After sitting on my own in most classes, and considering dropping out of university forever and never going back, one lecture I sat down next to another new face and this time – the conversation stuck. Turns out, we were in all the same lectures and decided to go to the next ones together. I no longer had to sit in my two hour break between lectures eating lunch myself, and soon, I had a group of girls in which I could say were my friends. It may have taken a few weeks, but I then began to enjoy my course. I’m a complete believer in everything happens for a reason, and that it will all work out in the end. And thankfully, it did. Your gal has some pals.
Student life is expensive. Not only was my rent for my accommodation so expensive my student loan didn’t even cover it, but there were other expenses I didn’t expect. Such as textbooks, travel in and out of university, lunch in university (I quickly ended up bringing my own lunch!), food! Fortunately, my parents helped me out with a lot of things when I didn’t have a job – but a lot of the time I was a stereotypical skint student. I’m pretty good at budgeting, and don’t waste my money on silly things – so the struggle was definitely real for a bit! I finally got a part-time job and had more freedom with my money and could afford a bit more!

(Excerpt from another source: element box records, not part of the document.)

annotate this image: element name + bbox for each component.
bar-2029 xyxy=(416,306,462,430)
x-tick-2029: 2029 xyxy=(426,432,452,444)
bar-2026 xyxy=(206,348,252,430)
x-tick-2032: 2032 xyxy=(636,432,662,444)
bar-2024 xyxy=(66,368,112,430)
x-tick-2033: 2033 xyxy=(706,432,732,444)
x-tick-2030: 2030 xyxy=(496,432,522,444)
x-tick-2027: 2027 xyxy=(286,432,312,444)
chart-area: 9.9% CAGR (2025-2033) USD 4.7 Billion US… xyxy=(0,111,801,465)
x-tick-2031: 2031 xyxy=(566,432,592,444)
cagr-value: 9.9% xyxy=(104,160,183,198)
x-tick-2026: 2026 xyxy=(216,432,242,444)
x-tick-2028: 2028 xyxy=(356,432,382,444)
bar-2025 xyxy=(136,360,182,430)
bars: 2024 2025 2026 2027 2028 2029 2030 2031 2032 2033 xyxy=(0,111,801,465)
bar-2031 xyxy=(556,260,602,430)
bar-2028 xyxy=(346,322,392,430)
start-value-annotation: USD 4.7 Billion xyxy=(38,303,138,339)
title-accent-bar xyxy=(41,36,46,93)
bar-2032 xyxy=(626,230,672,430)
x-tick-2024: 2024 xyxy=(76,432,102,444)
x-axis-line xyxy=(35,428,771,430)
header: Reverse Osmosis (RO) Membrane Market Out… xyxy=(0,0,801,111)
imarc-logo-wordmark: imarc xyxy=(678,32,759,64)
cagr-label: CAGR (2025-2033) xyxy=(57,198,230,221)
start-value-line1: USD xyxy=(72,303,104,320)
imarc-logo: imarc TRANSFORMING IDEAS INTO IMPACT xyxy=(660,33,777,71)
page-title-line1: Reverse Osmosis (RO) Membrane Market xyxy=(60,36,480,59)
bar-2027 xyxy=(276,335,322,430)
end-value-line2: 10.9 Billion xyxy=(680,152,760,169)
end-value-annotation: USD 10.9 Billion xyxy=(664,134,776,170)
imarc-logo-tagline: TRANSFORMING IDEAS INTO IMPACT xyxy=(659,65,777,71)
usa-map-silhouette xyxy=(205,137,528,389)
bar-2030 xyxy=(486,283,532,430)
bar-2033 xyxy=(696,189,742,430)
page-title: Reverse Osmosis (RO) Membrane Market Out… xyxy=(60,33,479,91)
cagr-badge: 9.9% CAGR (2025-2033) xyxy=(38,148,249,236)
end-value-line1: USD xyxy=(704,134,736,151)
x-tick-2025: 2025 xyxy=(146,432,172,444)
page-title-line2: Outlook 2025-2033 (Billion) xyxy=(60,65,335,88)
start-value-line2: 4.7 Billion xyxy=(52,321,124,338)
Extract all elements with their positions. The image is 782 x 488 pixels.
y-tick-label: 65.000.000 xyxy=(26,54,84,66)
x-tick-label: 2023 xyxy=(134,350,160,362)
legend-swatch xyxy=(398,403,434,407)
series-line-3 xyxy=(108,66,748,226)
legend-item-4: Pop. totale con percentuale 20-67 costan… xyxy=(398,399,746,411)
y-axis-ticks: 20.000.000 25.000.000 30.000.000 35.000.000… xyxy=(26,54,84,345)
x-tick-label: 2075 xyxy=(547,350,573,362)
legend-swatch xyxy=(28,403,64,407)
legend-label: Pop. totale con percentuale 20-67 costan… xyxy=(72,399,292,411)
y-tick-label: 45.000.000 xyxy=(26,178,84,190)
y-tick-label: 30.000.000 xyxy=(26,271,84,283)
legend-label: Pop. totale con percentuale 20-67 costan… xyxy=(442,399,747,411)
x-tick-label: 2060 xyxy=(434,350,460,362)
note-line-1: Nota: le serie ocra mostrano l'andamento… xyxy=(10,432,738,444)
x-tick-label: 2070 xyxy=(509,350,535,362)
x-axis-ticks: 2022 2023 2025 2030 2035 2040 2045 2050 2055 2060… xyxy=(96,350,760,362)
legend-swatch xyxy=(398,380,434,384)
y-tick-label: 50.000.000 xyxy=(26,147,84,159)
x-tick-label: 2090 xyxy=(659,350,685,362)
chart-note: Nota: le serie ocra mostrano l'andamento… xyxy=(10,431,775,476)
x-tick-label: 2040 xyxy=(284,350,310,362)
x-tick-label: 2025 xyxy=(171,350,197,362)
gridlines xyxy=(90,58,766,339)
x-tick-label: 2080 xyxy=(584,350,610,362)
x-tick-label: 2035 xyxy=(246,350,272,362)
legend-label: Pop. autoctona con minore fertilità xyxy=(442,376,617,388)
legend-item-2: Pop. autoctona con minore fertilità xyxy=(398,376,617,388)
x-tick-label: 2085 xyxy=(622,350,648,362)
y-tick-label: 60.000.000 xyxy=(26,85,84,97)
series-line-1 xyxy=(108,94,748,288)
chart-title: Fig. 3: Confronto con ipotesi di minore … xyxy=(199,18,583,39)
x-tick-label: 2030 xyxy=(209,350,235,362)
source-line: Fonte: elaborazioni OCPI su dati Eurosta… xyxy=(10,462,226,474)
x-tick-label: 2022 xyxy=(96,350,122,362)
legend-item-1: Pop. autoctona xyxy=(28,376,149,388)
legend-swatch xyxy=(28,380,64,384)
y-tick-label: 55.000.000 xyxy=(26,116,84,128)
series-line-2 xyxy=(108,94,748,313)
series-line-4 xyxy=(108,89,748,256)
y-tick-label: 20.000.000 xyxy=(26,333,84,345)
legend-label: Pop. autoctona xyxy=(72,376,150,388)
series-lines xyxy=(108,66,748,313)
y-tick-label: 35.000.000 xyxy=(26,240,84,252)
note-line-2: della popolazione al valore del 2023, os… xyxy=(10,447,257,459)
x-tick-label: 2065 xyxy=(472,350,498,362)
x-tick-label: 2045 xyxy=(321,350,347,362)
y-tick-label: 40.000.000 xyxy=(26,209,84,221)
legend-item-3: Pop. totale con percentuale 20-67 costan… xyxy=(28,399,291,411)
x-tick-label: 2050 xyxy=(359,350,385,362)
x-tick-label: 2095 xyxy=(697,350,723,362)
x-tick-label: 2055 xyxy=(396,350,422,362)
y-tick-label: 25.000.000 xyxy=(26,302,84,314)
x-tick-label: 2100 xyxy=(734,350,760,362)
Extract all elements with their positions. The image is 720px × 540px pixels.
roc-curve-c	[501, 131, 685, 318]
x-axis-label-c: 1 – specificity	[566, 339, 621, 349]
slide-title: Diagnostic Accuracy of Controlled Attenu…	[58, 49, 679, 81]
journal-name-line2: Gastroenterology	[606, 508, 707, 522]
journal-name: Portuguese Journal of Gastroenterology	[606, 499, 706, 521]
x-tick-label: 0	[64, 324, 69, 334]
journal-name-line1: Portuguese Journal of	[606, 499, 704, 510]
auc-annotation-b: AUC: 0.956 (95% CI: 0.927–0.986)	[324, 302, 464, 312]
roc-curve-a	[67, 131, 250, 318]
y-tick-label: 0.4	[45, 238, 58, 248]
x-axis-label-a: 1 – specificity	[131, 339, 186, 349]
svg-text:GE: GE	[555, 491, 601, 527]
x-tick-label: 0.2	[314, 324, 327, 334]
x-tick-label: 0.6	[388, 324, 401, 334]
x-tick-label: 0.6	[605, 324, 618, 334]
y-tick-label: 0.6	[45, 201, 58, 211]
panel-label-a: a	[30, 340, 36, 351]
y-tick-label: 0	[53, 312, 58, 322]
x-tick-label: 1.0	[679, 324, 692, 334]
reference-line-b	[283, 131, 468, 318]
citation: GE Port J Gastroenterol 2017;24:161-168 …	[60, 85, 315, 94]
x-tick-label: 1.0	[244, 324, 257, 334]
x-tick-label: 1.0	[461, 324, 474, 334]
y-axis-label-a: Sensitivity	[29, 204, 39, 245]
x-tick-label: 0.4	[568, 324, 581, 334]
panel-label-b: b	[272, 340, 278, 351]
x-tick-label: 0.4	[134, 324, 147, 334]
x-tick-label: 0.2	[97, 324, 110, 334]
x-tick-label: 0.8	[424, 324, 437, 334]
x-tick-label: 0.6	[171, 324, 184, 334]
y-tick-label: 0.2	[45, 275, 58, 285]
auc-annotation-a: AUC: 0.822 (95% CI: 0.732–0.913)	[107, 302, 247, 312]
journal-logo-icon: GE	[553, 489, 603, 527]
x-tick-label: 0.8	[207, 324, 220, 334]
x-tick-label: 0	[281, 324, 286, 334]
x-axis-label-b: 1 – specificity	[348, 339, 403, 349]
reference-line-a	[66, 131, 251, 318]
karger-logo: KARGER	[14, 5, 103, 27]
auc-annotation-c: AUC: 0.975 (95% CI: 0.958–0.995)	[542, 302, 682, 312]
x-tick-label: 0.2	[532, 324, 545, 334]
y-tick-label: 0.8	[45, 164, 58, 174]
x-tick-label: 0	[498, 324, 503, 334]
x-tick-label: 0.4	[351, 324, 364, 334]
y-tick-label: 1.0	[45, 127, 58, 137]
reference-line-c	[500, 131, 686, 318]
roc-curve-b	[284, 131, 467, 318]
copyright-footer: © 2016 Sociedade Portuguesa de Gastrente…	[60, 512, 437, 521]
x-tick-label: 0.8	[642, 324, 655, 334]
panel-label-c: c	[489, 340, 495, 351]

University exams weren’t as scary as I thought. In fact, I think I felt more relaxed during exams in first year than I did at any high school exams. The seating was similar and it was exactly what you should expect in exams. You could also leave the exam hall if you were finished early too, which was always a bonus. I made sure I got straight out of there as soon as I could! You also get your results waaaay quicker, and it’s usually within 4-6 weeks rather than the few month wait I was used to. The timetable is also over a shorter period of time, which I preferred as it meant I got them over and done with quicker. You can also resit exams in the Summer if you fail, woo!
Those were just a few of the aspects of University I thought I would discuss. I could blabber on for days but I thought I would stick to that!
Thank you so much for reading, if you have any questions then I’ll make sure to answer them all!